Ron Paul and the Dred Scott Decision.
Referring back to Ken's post of last week on the odd fellows who surround the media's newly discovered darling Ron Paul, the original artist may have a follow-up post on the topic. What I have to say is in no way intended to steal Ken's thunder.
One of the things that makes Paul such a delightful eccentric on the political stage is that he interprets the Constitution strictly and literally. One consequence of such an interpretation is a federal government of vastly diminished powers, arrived at by way of the Tenth Amendment. ("The powers not delegated to the United States by the Constitution, nor prohibited by it to the States, are reserved to the States respectively, or to the people.") So for instance, if the Constitution doesn't explicitly give the federal government power to donate food to the starving children of India, those children must starve, assuming that Sally Struthers can't make up the difference. The BATF, CIA, DEA, EPA, FBI, FDA, IRS, NSA, all of those agencies regulating or policing things not provided for in Article I? Unconstitutional.
Now it's generally accepted among judges and lawyers, and by "generally accepted" I mean "unanimously except for the John Galt Professor of Constitutional Law at Al's Not-Necessarily-Certified College of Law of Alpine County" that the federal government has authority to legislate in a number of fields not specifically named in the Constitution, as part of its authority to regulate "Commerce" among the States and to pass laws "Necessary and Proper" to the administration of its specifically enumerated powers. Thus we have our nominally federal system, a marriage of equals between the United States and its constituent states where the feds, like a husband on Lifetime Television for Women, decide what to watch on tv, what the states can wear, who the states can see, while the states are allowed to clean the floors and cook dinner, and you better not burn it this time Mississippi!
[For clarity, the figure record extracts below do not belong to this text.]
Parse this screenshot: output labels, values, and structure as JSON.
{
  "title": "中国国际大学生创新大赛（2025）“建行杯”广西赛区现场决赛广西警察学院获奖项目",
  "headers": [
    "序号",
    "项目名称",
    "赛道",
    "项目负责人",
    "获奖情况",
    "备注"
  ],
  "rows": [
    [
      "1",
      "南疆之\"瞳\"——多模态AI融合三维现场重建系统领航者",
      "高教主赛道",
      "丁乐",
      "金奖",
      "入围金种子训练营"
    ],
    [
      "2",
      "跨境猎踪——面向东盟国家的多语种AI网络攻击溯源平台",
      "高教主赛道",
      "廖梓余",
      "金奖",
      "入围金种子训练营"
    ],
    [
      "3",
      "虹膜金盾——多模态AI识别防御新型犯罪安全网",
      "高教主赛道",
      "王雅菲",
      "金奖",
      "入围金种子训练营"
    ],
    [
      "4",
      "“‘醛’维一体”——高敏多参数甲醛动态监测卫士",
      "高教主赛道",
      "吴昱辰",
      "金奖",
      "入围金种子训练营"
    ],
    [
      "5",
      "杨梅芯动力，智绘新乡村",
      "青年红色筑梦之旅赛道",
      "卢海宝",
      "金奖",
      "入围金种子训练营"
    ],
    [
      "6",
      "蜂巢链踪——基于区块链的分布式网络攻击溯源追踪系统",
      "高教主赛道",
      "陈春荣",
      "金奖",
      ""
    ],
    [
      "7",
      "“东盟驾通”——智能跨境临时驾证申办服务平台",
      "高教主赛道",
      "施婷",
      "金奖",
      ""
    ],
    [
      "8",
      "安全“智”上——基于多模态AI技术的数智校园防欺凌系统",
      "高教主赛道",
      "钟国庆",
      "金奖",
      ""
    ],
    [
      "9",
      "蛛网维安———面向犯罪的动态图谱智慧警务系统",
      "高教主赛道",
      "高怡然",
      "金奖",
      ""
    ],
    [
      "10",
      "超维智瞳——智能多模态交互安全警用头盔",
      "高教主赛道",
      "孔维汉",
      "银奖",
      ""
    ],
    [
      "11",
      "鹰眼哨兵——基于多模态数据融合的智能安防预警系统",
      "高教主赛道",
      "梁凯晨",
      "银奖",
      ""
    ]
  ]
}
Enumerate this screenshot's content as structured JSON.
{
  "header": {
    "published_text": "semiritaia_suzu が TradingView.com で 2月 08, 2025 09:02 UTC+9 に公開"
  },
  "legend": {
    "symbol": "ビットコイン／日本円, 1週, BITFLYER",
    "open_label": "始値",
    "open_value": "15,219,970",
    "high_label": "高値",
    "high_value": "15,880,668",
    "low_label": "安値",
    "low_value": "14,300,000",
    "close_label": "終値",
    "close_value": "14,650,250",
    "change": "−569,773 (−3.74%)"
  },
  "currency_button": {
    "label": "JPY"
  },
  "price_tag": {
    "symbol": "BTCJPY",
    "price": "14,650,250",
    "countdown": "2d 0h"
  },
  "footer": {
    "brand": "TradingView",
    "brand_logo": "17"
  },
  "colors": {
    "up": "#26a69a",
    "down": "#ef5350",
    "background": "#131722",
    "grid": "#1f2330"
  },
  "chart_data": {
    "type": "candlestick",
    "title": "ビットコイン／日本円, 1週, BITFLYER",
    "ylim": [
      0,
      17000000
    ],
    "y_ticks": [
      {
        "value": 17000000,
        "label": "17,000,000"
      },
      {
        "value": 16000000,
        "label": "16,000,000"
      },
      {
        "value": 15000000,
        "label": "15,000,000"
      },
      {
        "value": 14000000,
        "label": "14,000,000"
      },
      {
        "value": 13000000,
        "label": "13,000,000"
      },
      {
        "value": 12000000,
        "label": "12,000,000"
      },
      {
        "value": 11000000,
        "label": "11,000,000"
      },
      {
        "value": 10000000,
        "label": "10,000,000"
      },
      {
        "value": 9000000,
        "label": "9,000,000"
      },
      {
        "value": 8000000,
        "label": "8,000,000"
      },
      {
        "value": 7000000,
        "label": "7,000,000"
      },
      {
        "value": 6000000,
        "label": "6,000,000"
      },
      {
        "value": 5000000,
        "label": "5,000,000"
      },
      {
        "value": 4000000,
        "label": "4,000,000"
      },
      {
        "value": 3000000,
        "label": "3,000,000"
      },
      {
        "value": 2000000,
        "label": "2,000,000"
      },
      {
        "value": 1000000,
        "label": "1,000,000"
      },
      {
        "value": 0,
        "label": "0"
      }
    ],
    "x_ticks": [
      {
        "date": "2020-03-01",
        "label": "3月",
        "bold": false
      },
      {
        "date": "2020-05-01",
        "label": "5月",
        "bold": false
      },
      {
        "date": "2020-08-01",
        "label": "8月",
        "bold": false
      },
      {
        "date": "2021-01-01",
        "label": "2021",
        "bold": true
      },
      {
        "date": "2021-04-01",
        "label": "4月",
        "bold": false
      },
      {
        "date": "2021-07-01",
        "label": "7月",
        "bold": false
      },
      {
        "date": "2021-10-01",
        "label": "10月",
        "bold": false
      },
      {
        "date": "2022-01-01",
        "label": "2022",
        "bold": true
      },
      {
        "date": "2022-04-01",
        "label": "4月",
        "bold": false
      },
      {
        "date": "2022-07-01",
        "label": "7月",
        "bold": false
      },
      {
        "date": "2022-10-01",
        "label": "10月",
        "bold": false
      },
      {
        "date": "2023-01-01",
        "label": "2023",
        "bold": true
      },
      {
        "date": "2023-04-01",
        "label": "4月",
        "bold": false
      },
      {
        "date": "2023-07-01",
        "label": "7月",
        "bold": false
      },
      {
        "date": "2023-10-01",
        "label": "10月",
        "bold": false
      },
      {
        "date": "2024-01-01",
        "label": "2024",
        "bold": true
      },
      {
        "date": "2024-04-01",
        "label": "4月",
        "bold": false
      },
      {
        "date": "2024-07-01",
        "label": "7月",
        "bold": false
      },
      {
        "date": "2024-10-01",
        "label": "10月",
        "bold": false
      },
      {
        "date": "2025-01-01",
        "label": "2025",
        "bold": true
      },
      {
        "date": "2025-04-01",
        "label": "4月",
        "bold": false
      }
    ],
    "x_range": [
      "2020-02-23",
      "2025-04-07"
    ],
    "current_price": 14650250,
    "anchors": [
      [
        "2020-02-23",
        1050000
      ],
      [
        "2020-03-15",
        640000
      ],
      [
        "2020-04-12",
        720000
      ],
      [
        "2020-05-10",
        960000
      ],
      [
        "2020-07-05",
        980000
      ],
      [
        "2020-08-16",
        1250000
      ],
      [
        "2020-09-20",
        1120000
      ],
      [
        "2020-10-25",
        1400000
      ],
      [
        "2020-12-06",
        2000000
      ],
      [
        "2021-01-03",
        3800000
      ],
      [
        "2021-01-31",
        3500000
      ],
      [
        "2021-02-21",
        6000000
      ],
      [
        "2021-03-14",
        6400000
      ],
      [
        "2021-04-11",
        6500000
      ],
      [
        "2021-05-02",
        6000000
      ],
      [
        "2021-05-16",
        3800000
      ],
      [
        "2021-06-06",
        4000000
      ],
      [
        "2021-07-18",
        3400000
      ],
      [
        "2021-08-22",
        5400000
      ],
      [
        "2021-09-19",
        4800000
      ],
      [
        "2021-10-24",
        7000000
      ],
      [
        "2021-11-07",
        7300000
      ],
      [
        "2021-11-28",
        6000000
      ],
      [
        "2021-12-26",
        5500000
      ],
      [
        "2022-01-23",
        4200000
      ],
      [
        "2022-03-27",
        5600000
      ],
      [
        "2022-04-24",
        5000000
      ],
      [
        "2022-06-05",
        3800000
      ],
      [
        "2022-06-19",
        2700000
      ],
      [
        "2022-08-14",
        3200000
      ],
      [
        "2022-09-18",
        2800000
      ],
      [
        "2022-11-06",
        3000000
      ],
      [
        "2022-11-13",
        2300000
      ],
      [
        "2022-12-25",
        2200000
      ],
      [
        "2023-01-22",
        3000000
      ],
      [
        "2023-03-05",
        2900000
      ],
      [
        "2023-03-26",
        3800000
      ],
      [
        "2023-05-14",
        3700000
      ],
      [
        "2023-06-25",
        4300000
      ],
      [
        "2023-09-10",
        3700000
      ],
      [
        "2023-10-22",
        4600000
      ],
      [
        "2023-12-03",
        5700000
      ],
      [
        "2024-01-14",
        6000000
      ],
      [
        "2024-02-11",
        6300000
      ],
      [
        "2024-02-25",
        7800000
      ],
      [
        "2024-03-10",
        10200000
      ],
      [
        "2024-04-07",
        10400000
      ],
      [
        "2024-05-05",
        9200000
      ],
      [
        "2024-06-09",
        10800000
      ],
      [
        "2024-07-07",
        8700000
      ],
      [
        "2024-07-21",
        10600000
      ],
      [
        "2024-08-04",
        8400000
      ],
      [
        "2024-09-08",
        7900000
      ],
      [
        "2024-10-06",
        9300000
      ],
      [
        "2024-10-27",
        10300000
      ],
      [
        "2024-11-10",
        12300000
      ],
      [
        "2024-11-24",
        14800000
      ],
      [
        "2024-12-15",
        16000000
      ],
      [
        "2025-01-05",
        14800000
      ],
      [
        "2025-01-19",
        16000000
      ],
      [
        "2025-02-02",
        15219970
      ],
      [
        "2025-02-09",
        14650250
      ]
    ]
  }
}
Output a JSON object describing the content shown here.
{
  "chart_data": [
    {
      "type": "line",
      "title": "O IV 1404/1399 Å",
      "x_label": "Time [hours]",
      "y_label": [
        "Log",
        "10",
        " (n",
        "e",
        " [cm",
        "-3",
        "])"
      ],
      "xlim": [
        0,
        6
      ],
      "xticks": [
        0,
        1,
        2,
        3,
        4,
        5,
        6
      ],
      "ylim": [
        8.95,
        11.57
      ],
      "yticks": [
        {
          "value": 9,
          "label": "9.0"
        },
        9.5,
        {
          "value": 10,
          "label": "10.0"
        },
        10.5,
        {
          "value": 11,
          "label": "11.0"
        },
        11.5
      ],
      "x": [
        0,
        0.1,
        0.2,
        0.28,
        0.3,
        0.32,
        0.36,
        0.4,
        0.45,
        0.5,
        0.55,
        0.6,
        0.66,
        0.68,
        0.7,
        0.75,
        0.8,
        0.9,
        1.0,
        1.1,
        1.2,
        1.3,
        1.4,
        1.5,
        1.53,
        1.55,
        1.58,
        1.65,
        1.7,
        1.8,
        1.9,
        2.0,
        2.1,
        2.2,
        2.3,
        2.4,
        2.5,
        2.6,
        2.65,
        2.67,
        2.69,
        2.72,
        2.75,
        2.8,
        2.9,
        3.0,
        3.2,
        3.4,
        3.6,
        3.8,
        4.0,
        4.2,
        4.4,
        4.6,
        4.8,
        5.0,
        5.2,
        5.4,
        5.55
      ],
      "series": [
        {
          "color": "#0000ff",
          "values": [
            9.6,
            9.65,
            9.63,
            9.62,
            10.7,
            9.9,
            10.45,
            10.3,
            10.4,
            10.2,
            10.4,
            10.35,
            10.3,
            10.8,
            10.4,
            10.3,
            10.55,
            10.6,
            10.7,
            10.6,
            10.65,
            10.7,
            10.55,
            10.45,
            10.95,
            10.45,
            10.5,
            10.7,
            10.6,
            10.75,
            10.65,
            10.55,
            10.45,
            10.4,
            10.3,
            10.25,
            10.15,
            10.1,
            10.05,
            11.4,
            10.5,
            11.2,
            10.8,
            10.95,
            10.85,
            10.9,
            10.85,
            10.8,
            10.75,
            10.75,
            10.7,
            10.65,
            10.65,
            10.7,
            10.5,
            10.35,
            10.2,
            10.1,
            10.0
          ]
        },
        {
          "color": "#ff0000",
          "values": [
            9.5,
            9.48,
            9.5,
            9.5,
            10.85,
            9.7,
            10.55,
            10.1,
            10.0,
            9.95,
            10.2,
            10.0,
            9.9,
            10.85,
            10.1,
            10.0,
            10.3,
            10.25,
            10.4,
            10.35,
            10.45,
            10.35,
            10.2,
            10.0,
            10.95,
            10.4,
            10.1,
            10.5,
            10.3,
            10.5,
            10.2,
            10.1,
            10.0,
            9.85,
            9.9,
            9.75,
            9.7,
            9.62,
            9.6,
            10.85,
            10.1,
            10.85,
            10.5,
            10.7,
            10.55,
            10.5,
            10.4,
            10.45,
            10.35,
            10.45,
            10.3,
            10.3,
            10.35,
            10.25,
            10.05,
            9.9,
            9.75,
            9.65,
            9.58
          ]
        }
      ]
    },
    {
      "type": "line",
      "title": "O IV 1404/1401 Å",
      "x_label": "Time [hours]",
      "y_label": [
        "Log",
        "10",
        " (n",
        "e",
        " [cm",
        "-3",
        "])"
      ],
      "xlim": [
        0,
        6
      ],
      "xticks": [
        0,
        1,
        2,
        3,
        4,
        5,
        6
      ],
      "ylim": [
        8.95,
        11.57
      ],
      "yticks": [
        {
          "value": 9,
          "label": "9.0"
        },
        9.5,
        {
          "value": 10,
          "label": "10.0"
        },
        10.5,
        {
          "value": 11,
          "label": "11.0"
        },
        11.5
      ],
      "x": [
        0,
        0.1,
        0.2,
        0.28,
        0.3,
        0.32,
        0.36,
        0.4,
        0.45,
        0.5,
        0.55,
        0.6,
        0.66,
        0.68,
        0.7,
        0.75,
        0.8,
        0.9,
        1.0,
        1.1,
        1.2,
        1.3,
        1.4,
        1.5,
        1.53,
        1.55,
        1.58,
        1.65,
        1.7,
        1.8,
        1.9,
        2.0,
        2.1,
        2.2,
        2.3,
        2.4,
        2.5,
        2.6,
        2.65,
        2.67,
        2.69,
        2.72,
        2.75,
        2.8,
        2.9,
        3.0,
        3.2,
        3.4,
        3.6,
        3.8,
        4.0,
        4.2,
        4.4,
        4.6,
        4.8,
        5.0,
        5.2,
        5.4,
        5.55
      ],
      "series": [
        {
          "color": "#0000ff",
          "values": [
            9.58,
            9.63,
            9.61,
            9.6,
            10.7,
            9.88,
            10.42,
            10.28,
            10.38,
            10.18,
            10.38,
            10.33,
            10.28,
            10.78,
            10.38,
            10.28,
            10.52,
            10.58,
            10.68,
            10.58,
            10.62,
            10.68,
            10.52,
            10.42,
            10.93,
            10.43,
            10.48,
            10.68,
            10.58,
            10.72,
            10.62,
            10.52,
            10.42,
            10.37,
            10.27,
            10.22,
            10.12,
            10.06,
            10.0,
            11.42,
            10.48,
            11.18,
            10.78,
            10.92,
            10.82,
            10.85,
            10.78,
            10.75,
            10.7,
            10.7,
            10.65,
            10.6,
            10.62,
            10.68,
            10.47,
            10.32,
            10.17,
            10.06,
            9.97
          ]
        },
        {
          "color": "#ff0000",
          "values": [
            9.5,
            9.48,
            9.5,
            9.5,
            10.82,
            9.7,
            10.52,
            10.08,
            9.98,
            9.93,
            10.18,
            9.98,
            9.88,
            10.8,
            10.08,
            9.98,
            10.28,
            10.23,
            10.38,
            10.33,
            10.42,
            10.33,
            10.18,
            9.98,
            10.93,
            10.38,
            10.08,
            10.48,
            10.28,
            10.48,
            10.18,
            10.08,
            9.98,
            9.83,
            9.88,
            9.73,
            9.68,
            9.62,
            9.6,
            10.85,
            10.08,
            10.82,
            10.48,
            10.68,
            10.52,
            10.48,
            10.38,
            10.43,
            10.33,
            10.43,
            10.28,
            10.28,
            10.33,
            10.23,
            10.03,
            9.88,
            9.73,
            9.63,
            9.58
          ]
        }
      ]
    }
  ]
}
Ron Paul, to twist that metaphor further, is like a special effeminate man-friend to the states. He believes they should be the empowered partners in the relationship, and maybe they should have a relaxing facial at a spa away from the kids, because that's the way a strictly literal interpretation of the Constitution says it should be. But like all special effeminate man-friends, Paul and his sort are ineffectual and limp-wristed. They've been getting a beating from those who support a relatively powerful federal government, which is everybody else, since the 1930s.
"But Paul is principled!" the libertarians with and without capitals cry. "We may not want to abolish Federal highways, but he's honest and he's probably right, historically speaking." It is true that the framers probably didn't intend to enshrine the right to a federally subsidized abortion in the Constitution. It's also true that much of Paul's appeal to libertarians, as opposed to the media who are all about Iraq, is that he's perceived as an uncompromising champion against those who believe that Congress, a federal judge, or some alphabet-soup bureaucrat should have the final say on whether your children brush with fluoridated toothpaste or celebrate Kwanzaa in school.
Except there's this little problem. Paul has introduced legislation to require all of the states to respect the concealed-carry firearms permits of other States, and he wants that enforced in federal court. In Pauline America, I, as a concealed carry permit holder of North Carolina, would be able to pack heat in Massachusetts, New York, or any other state where the citizens have decided for themselves that no one should do so. This would be a breathtaking expansion of federal power, even from a Pauline perspective. It would give virtually anyone the right to challenge state gun convictions in Federal court, and would grant virtually anyone the right to carry a pistol anywhere. All it would take for a convicted felon to acquire a concealed-carry license good anywhere in America is one state with lax residency laws and minimal permitting requirements. If a Las Vegas wedding is valid in South Carolina, why shouldn't a Texas concealed-carry license be valid in Vermont? In Pauline America, it would be, because Congress says so.
Dr. Paul is a champion of local government, except perhaps when it comes to what many of his followers view as the one legitimate function of government: keeping people from killing one another. Paul recognizes that different approaches may suit different localities, but if someone wants carry a concealed firearm, the least restrictive state makes the rules for everyone else. But if the federal government has the power to prevent states from enforcing their gun ownership laws within their borders, surely it has the power to interfere in other areas. Why should a citizen of Delaware, which has no sales tax, be required to pay a sales tax when he travels to another state? If Paul believes that the federal government has the power to intervene in local lawmaking on the gun question, it must on every question. And where does it stop? What if Wisconsin decides to issue drunk-driving permits to stimulate the beer industry? If Paul is correct that Roe v. Wade was wrongly decided, does that mean that Massachusetts can give its citizens abortion permits which must be respected in Texas?
The first decision by a court that I can think of which asserted federal power to the extent that Paul seeks, by implication, over state law is Dred Scott v. Sandford. In that case, by holding the right to own one specific type of property sacred, Chief Justice Taney, surely as good a libertarian as Ron Paul, ended up paving the way for a massive expansion of national government and the abolition of the property he sought to protect.
Fortunately for gun owners, Paul isn't likely to become Chief Justice any time soon.